Halkla ilişkisini kesip,parti binasını mesken tuttu..Hatta odasından hiç çıkmadı..
Sevmedi bizi Başbuğum, biz de onu sevmedik, ısınmadık....
Sevgi gönül işidir, hani duygular kıpır kıpır olur,yüzüne bakınca, güven duyarsın, eğilip, elini öpesin, boynuna sarılasin, önünde diz vurasın gelir, Töre gereği..
Biz sende bunu görürdük.
Yürü desen dağlar yürür,
Dur desen kalpler dururdu.
Adı Devlet diye Devlet kabul ettiğimiz bu zatta bunu hiç yaşamadık.
Ne bakışlarında sevgi,muhabbet,gurur vardı,
Nede konuşmasında, tavrında..
Mulak tipleri biz hiç sevmedik ,Başbuğum.

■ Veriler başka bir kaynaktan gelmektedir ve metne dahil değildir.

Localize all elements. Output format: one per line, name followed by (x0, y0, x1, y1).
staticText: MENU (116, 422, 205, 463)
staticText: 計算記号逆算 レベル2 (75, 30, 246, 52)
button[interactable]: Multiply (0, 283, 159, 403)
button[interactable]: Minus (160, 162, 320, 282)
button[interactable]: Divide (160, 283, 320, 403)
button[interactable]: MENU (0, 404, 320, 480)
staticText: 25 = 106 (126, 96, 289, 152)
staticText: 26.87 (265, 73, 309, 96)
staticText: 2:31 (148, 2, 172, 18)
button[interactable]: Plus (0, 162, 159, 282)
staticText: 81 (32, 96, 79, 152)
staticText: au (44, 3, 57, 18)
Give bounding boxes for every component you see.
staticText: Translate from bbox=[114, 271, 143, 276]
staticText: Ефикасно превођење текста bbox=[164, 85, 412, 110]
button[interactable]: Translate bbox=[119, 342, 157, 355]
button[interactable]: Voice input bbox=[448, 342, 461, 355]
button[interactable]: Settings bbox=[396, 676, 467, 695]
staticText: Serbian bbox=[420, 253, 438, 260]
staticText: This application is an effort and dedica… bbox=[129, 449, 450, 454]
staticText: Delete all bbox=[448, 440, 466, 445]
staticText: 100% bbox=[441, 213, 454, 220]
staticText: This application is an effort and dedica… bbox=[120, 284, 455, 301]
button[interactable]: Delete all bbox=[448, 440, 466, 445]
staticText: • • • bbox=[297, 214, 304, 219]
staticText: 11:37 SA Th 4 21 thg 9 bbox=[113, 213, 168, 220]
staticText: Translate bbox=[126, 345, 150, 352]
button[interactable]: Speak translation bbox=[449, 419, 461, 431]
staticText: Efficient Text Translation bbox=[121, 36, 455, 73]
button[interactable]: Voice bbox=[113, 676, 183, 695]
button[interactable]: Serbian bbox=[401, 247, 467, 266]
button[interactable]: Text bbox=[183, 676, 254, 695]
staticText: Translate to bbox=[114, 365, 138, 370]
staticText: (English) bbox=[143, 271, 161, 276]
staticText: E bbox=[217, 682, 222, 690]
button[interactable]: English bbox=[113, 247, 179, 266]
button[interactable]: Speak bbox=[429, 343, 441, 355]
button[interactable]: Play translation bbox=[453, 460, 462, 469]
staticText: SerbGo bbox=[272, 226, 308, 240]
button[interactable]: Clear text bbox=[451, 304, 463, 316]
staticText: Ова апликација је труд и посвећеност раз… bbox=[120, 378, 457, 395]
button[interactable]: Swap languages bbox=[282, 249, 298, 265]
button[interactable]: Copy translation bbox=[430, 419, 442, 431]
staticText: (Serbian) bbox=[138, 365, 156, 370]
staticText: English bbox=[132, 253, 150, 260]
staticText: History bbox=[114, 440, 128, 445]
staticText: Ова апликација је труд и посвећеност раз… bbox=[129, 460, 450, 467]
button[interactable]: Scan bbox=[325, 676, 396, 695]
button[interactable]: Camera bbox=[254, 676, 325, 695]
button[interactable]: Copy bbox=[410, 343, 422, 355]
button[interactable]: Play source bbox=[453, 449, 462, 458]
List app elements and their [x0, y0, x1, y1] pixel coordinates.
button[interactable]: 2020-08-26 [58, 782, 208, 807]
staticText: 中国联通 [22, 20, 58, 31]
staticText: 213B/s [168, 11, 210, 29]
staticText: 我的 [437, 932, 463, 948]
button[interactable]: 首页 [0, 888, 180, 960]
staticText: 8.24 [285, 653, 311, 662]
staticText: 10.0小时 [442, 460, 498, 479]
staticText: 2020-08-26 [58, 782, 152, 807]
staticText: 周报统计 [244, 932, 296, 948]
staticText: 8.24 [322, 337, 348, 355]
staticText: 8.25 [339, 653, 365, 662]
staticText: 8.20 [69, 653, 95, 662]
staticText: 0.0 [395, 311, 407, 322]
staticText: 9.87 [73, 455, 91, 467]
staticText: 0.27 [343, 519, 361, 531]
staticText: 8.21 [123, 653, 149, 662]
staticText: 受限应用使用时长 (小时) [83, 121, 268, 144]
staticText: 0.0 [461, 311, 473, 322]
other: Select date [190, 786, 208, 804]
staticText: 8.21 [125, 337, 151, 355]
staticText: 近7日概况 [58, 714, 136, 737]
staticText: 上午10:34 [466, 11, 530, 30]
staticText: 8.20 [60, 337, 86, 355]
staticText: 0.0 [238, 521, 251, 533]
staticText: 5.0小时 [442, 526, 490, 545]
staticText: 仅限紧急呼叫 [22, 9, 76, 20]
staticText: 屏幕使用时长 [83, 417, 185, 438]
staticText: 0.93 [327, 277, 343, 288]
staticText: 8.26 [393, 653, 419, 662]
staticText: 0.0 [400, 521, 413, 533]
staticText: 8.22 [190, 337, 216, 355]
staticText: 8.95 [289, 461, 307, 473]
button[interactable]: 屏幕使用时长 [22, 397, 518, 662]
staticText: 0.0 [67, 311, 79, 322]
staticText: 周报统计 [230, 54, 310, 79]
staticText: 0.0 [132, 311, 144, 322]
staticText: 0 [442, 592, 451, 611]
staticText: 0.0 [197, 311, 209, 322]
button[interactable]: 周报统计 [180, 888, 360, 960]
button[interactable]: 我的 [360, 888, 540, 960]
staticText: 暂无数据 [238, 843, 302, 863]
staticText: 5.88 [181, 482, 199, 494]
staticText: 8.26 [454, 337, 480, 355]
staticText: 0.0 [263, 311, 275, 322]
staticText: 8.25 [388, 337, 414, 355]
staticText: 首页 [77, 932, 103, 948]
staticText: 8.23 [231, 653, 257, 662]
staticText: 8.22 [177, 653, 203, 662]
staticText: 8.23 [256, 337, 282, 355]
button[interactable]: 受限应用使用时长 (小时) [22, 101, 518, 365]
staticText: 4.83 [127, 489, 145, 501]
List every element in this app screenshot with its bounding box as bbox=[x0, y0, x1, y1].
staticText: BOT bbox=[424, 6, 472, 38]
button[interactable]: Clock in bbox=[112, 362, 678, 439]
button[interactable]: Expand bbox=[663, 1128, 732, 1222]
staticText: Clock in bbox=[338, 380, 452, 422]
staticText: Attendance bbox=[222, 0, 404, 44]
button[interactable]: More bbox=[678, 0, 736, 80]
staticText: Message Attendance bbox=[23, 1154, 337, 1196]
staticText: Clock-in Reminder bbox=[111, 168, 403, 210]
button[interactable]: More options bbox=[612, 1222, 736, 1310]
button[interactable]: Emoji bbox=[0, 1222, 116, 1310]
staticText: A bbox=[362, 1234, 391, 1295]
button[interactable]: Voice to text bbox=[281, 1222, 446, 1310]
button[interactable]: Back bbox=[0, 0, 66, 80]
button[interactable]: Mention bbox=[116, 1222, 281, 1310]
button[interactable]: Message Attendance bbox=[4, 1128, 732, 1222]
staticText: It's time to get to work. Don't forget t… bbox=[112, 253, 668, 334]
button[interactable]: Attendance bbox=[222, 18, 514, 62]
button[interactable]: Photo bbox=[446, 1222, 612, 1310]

Yuvarlanan kişilikleri de.
Köşeli olanları severiz, biz..
Işte lider dediğimiz zat yuvarlandı, düşmanın mevkisine girerek bizi sattı..
Menfaatlerini düşmanın siyasi emelleriyle birleştirdi. .
Namert çıktı, güvendiğimiz değerler, Başbuğum çok yalnız kaldık,kimsesiz kaldık,garip kaldık..
Feleğin nazarina düştük,
Yiğit diye namımız vardı,
Namert pazarına düştük..
Ancak bizi biz anlar olduk, Kovulduk yuvamızdan, yurdumuzdan..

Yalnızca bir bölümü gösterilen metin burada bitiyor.